Depending on their toxicity, crude drugs derived from the tuberous root of Aconitum plants are divided into two types. One is the raw type, which is the dried tuberous root, and the other is the processed type, which is appropriately processed and then dried. The former is highly toxic because of its high content of DAs. Hikino et al. [2] reported that LD50s to mice by oral administration of the raw tuberous root of A. carmichaeli are 1.61 g/kg (collected in Hokkaido, Japan) and 5.49 g/kg (collected in China), although the severity of toxicity in this type varies widely depending on the production region and the time of collection. Thus, prior to medicinal use, the tuberous root of Aconitum plants is generally processed by heating, immersing in salt (sodium chloride) solution, or coating with hydrated lime to attenuate the toxicity and control the medicinal effect. Almost all crude drugs in Japan made from the tuberous root of Aconitum plants are now classified as this processed type. The root is used for its analgesic properties, cardiotonic action, and alleviating coldness of the extremities [3–7] and is blended into many Kampo formulae, such as Hachimijiogan, Maobushisaishinto, Shinbuto, and so on.
In Japan, the second edition of the Japanese National Formulary (Kokumin Iyakuhinshu) adopted the processed type of the tuberous root of Aconitum plants in the monograph of Aconiti Sinensis Tuber in 1955 [8], and the seventh edition of the Japanese Pharmacopoeia (JP7) adopted its contents without modification in 1961 [9]. In 1966, however, the monograph was deleted in the revised version of the JP7, probably because of this crude drug’s ambiguous toxicity [10]. Then a variety of studies were performed on component characteristics and quality evaluation of both the raw and processed types of the crude drugs because of the medicinal importance of the tuberous root as a crude drug [2, 11–20]. Subsequently, in 2004, Processed Aconite Root (PAR) was newly adopted in Supplement II of the JP14, with strict control of the DAs by a purity test [21].
PAR in the JP is subdivided into three categories (PAR1–PAR3) in accordance with how it is processed: PAR1 processed by autoclaving; PAR2 processed by heating or autoclaving after rinsing in sodium chloride, rock salt, or calcium chloride solution; PAR3 processed by treating with hydrated lime (calcium hydroxide) after rinsing sodium chloride solution.

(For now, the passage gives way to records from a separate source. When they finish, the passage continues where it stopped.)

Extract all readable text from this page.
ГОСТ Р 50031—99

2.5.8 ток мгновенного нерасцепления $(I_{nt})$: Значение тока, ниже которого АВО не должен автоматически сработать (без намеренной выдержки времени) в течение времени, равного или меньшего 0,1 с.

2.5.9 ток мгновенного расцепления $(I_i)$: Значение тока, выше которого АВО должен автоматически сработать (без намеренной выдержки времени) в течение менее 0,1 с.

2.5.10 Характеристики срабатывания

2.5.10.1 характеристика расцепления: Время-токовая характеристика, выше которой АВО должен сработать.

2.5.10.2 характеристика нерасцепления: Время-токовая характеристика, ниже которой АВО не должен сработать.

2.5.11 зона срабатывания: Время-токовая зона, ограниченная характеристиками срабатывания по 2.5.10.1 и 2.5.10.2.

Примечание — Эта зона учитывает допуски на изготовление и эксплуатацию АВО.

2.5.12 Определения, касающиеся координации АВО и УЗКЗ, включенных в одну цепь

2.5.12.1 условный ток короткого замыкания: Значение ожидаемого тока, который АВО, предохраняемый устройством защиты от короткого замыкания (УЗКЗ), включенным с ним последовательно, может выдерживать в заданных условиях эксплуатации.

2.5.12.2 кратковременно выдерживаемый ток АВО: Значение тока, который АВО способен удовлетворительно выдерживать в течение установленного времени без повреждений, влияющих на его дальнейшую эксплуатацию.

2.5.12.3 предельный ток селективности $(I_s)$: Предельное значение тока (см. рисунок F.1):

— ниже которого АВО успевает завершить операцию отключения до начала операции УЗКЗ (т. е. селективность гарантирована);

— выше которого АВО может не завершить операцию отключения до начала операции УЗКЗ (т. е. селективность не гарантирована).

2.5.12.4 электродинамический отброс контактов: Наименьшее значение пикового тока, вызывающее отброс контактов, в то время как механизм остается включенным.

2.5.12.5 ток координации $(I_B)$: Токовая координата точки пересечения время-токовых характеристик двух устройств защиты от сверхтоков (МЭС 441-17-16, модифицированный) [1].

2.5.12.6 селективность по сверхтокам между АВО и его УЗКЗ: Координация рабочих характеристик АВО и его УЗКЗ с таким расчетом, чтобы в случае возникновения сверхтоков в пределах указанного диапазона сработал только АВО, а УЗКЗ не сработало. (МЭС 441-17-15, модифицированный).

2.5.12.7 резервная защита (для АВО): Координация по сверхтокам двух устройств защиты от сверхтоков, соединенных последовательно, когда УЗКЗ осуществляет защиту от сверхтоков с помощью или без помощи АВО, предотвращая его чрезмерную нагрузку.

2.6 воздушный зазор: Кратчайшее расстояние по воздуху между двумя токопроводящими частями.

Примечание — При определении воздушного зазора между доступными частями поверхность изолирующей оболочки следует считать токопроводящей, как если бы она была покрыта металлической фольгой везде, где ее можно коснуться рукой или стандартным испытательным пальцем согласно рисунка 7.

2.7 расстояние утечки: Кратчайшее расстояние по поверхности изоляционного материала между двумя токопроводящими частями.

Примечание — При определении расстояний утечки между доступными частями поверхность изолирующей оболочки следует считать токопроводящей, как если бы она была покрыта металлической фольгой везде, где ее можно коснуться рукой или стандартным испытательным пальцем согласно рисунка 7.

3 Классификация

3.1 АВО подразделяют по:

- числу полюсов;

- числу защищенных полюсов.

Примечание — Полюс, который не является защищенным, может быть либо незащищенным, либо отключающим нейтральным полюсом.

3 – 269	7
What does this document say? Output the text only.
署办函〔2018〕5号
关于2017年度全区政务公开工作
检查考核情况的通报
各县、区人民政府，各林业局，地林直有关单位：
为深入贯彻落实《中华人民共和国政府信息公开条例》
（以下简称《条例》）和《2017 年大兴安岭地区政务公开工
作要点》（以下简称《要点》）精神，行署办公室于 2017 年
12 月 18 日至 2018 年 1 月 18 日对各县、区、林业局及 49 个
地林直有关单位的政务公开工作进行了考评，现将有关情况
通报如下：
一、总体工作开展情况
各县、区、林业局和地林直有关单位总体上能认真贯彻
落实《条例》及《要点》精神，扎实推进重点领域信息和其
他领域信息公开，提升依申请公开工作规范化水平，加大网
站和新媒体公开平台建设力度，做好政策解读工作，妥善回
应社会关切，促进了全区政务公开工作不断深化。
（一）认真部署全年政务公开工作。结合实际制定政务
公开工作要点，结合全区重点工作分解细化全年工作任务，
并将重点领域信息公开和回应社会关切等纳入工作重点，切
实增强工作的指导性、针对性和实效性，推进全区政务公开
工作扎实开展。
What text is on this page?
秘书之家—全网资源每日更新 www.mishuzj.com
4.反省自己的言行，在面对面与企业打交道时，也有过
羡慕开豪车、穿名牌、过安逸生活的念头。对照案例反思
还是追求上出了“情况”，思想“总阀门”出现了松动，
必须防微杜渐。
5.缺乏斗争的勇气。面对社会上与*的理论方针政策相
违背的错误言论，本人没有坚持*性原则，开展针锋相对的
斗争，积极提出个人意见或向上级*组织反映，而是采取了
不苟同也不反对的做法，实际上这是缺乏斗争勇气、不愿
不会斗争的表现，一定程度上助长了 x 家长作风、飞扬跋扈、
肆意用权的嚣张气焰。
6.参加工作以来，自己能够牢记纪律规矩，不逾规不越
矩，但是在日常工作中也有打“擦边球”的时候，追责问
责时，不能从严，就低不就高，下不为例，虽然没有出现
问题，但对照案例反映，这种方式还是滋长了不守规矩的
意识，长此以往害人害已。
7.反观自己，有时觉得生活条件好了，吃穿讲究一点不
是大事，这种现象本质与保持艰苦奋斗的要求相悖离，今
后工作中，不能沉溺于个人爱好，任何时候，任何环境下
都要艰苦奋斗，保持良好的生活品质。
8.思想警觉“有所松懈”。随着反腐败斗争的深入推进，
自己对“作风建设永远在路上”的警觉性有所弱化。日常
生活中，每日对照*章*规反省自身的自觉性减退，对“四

The JP set an upper PAR limit for individual and total contents of aconitine, jesaconitine, hypaconitine, and mesaconitine, which are representative DAs, by high-performance liquid chromatography (HPLC) analysis. In addition, the amounts of total alkaloids are controlled by colorimetric titration assay.
In the course of our successive studies for quality control of crude drugs [22–37], we used a taste-sensing system to objectively evaluate the taste of crude drugs and Kampo formulae [38–40], as the taste of crude drugs has been regulated as a criterion for judgment by the JP. In the JP7, for Aconiti Sinensis Tuber, the taste was described as “slightly salty, then prolonged numbing” [9]. However, in modern books on medicinal plants and crude drugs, there are no descriptions of the taste of the tuberous root of Aconitum plants and PAR. In the JP15, the latest JP edition, the taste of PAR is also not described, because tasting poses some risk to the examiner due to the intake of DAs [41].
In the 1990s, a taste-sensing system was developed by Toko et al. [42–44] for objective taste measurement based on the concept of modeling the mechanism of human taste recognition. The system is composed of a sensor unit, which consists of various artificial lipid membrane sensor probes and a personal computer. Taste data are obtained from the change in electrical potential of the artificial lipid membranes when the taste substances interact electrically with, or are absorbed to, the membrane.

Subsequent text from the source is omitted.